What can we learn from 1.1 billion GitHub events and 42 TB of code? (Inglés)
Data Science

Presentación

Anyone can easily analyze the more than five years of GitHub metadata and 42+ terabytes of open source code. We'll leverage this data to understand the community and code related to any language or project. Relevant for open source creators, users, and choosers.

Resumen

“Data gives us insights into how people build software, and the activities of open source communities on GitHub represent one of the richest datasets ever created of people working together at scale.”—GitHub Universe 2016

With Google BigQuery anyone can easily analyze the more than five years of GitHub metadata and 42+ terabytes of open source code.

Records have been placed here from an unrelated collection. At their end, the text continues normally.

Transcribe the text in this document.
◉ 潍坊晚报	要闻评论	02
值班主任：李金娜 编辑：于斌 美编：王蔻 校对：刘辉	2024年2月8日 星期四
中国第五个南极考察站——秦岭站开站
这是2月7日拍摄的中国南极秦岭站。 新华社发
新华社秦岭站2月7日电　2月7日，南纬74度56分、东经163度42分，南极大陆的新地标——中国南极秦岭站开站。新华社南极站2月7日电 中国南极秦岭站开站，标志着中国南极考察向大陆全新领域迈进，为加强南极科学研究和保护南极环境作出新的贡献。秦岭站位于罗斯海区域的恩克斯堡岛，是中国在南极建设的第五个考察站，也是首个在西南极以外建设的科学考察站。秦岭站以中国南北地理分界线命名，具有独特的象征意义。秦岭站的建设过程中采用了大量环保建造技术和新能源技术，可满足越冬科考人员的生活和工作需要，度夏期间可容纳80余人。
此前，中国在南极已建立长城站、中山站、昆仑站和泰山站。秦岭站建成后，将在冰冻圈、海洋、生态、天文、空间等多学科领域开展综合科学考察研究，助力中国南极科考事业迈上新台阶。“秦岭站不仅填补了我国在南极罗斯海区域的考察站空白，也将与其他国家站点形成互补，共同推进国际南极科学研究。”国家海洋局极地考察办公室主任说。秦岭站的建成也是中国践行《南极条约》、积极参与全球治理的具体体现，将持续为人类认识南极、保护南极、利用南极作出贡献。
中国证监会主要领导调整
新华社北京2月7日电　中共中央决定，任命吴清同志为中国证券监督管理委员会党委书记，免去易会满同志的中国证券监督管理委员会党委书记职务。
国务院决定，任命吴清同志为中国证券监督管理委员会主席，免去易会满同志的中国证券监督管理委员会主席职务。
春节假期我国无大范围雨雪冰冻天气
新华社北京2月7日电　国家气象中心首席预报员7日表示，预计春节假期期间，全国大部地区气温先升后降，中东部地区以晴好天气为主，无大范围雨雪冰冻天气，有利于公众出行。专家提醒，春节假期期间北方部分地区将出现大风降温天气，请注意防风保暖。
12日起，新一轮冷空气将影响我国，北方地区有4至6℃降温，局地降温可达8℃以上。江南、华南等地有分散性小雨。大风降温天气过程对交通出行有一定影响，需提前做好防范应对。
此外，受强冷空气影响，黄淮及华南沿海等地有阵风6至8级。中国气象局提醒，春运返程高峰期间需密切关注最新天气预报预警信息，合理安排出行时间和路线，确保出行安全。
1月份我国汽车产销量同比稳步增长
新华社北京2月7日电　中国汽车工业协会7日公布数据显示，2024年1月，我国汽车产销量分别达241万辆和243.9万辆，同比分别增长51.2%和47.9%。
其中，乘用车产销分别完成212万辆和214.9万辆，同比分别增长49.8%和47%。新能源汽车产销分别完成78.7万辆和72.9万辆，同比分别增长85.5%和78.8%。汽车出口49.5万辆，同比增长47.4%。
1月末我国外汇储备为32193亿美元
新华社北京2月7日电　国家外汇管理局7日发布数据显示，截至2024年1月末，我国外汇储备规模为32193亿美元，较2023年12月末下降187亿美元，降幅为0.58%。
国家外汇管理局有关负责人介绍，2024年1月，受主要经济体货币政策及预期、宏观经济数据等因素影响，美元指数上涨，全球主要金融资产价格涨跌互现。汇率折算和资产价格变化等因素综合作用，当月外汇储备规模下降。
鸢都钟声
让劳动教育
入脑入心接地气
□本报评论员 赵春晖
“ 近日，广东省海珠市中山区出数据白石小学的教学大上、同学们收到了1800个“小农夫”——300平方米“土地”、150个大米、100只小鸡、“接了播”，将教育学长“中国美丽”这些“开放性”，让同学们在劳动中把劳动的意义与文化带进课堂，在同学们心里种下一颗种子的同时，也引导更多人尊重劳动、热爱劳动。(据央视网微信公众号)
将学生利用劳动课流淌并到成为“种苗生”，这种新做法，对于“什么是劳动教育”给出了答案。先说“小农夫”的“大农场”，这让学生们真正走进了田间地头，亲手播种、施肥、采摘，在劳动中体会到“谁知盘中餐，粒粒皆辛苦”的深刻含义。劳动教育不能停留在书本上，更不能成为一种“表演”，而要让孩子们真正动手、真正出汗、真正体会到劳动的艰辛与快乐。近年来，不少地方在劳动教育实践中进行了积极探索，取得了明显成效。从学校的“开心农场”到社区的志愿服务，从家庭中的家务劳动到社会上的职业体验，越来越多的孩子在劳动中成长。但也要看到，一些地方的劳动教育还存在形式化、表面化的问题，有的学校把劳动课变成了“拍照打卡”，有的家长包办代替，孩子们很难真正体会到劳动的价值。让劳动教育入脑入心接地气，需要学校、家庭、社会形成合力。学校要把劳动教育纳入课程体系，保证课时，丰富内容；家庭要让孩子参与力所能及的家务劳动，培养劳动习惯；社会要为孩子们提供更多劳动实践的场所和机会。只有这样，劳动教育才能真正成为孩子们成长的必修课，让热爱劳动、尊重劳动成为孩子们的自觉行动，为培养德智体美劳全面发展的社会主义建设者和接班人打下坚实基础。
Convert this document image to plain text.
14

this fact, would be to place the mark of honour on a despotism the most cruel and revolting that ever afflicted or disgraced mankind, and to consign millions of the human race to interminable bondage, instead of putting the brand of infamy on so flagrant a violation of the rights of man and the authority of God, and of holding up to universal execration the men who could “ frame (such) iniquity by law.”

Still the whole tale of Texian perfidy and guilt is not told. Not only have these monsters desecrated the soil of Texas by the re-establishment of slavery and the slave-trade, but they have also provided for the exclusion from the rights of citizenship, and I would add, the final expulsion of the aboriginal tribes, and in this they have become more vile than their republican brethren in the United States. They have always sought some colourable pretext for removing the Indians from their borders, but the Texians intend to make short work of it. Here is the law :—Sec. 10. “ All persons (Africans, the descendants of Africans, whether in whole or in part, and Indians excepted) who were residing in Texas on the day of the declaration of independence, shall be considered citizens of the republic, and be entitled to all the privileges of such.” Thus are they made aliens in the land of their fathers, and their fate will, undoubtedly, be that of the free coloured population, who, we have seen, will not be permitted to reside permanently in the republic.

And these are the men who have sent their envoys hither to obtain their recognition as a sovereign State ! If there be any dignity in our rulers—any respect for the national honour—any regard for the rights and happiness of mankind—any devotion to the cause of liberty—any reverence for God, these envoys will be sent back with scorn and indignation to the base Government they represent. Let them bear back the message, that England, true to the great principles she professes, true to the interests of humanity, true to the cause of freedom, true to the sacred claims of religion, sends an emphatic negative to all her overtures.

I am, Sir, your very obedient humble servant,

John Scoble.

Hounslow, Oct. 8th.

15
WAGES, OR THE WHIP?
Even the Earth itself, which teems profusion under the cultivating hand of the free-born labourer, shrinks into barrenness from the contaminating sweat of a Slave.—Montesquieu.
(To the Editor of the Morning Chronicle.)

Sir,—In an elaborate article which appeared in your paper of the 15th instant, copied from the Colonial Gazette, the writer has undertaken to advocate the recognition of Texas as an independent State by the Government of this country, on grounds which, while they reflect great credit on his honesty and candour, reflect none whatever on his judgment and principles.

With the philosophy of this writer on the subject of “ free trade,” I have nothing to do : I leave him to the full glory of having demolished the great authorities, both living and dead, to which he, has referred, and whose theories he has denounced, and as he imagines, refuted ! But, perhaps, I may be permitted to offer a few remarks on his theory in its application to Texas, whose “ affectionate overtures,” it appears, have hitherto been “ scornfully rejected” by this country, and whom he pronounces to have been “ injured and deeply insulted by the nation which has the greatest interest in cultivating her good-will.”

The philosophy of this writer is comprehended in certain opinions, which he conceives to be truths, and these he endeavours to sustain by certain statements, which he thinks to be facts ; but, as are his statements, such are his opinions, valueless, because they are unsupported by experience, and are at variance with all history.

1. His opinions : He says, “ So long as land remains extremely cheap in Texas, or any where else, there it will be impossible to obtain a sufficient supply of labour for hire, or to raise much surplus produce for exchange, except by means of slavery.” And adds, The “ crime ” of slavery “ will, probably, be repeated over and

Felipe Hoffa explains how to leverage this data to understand the community and code related to any language or project. Relevant for open source creators, users, and choosers, this is data that you can leverage to make better choices.

Topics include:

  • How it’s run
  • How coding patterns have changed through time
  • Guiding your project design decisions based on actual usage of your APIs
  • How to request features based on data
  • The most effective phrasing to request changes
  • Effects of social media on a project’s popularity
  • Who starred your project and what other projects interest them
  • Measuring community health
  • Running static code analysis at scale
  • Tabs or spaces? Where should commas go?
  • Africa and open source - a data based analysis.